Tanggapi kekacauan dunia festival musik belakangan ini, APMI dorong pemerintah perjelas kebijakan

Menanggapi ketidakpastian dunia pertunjukan musik belakangan ini, Asosiasi Promotor Musik Indonesia (APMI) menyatakan akan berikan advokasi bagi promotor dan dorong pemerintah untuk buat kebijakan terkait penyelenggaraan acara musik.

Menurut Sekretaris Jenderal APMI Emil Mahyudin dalam jumpa pers (3/11), kekhawatiran dan ketidakpastian itu disebabkan para penyelenggara acara musik di Indonesia yang menemukan bahwa Kepolisian Resor (Polres) bahkan Kepolisian Daerah (Polda) akhir-akhir ini kerap mempersulit perizinan acara musik. 

“Misalnya yang kita dengar dari Polda Jabar sekarang lagi melarang event untuk diselenggarakan di atas jam enam. Nah kemudian, Polda Metro kabarnya akan melarang event dilakukan di outdoor. Disarankan masuk ke indoor,” jelas Emil. 

Namun, ketika ditanya berapa banyak laporan terkait perubahan kebijakan itu, Emil tak menyebutkan angka pastinya. Justru Emil menegaskan, “Di Indonesia ini event itu banyak sekali, setiap hari dan setiap minggunya. Siapa pun bisa menyelenggarakan event.”
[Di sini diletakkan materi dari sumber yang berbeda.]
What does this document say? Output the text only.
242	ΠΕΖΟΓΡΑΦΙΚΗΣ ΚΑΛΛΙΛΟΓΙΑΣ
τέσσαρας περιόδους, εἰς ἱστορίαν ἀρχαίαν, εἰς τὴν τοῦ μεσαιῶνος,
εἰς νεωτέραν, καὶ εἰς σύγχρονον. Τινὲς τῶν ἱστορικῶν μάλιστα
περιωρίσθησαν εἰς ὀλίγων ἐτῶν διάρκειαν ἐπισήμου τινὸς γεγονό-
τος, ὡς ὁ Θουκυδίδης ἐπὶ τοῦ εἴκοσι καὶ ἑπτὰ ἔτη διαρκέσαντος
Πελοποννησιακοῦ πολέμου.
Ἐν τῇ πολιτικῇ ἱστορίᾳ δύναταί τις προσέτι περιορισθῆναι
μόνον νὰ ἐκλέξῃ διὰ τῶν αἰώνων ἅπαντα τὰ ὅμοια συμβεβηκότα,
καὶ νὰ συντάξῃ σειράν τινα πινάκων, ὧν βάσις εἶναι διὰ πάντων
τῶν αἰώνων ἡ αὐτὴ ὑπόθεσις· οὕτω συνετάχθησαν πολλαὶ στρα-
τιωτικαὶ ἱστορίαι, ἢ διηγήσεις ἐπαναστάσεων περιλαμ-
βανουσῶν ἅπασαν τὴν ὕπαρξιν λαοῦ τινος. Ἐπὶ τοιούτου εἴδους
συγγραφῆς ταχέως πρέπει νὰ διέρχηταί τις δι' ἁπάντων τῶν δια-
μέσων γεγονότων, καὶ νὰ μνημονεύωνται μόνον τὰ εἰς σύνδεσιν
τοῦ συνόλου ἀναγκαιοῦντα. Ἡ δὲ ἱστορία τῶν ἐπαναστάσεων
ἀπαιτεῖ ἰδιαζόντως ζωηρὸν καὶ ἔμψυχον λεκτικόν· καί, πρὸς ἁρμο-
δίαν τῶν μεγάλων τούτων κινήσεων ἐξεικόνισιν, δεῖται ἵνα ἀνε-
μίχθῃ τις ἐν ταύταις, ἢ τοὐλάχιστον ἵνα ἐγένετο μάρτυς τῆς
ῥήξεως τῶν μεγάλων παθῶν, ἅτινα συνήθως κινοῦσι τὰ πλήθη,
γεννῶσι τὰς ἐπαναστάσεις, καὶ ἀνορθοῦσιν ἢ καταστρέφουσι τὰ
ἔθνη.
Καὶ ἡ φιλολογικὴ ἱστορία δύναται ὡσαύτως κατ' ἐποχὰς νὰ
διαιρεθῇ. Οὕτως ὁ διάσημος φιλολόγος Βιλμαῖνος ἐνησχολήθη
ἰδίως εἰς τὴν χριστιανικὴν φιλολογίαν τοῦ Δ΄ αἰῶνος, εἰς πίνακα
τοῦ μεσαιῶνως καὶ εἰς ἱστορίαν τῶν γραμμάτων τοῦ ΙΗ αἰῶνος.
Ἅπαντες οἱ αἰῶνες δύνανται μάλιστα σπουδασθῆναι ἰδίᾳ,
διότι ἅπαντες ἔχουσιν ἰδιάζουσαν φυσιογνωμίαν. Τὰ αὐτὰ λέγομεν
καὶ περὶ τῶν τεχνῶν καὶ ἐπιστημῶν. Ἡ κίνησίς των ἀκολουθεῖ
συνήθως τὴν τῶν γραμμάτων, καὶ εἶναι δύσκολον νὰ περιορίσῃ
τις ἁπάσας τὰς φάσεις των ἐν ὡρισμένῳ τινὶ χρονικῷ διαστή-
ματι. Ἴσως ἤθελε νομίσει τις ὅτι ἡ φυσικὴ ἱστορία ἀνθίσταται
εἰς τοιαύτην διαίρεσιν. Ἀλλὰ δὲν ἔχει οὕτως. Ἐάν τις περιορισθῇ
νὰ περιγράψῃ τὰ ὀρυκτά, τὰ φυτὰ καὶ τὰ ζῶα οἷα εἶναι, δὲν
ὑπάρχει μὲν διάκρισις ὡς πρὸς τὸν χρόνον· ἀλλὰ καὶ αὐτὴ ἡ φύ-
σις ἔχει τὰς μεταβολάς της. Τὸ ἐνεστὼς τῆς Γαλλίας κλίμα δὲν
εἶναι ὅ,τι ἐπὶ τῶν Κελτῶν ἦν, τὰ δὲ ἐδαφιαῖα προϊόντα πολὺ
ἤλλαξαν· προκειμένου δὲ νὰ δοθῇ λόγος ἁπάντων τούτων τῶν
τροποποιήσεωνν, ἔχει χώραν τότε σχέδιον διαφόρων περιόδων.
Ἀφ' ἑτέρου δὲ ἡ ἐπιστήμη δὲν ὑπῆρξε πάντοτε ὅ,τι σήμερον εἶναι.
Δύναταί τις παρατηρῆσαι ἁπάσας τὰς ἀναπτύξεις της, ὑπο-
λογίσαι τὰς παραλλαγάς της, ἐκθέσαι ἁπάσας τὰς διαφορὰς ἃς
Emil melanjutkan, menurutnya itu adalah efek bola salju dari Berdendang Bergoyang Festival 2022, perhelatan musik di Istora Senayan, Jakarta, yang seharusnya berlangsung pada 28-30 Oktober kemarin. 

Pasalnya, acara itu dicabut perizinan hari ketiganya, akibat rusuh dan jumlah pengunjung yang melebihi kapasitas yang diajukan, terutama pada hari kedua di mana beberapa pengunjung sampai pingsan.

Seperti konser Dewa 19 “Pesta Rakyat” yang seharusnya digelar Sabtu (12/11), tiba-tiba diundur jadi Februari tahun depan akibat izin yang tak turun dari kepolisian. Padahal, 63 ribu tiket sudah ludes terjual.

Bahkan, menurut APMI, sejumlah konser seperti Sound Fest 2022 di Bekasi dan Pasar Kaget jilid 3 di Senayan juga sempat terancam batal. Juga acara sekelas Djakarta Warehouse Project, Soundrenaline, dan Heads In The Clouds juga dikhawatirkan akan terancam gagal.

“Dari isu kemarin (Berdendang Bergoyang Festival 2022), kita dengar dan lihat itu seperti pengumuman Covid-19 pada 2 Maret 2020 lalu rasanya. Padahal kita coba membangun sebuah sistem untuk memajukan industri,” ujar Ketua Umum APMI Dino Hamid dalam jumpa pers. (3/11)

APMI yang beranggotakan sejumlah promotor Indonesia termasuk Synchronize Fest, ISMAYA LIVE, Java Festival Production, hingga New Live Entertainment, mengungkapkan kegagalan sejumlah acara musik akhir-akhir ini disebabkan minimnya prosedur penyelenggaraan konser hingga festival musik yang jelas.

“Sebenarnya kita mau buat sebuah standar bekerja sama dengan instansi. Apa saja yang harus dibuat mulai dari persiapan, pelaksanaan, hingga post-event,” kata Ketua Bidang Program dan Investasi APMI, Dewi Gontha.

Pasalnya, menurut Dewi, masih banyak penyelenggara yang bahkan belum mengetahui cara mengurus perizinan. Padahal, surat izin menjadi kunci keberjalanan acara musik.

Atas dasar hal tersebut, APMI berharap, standar prosedur yang dibangun asosiasi itu dapat menjadi kebijakan tertulis oleh pemerintah, untuk memajukan industri acara musik Tanah Air.

APMI juga mengungkap mereka telah berkoordinasi dengan pihak kepolisian dan akan menemui Kementerian Pariwisata dan Ekonomi Kreatif (Kemenparekraf) pada 8 November esok, agar pihak berwenang sadar diperlukannya solusi atas kekisruhan acara musik di masa adaptasi usai pandemi.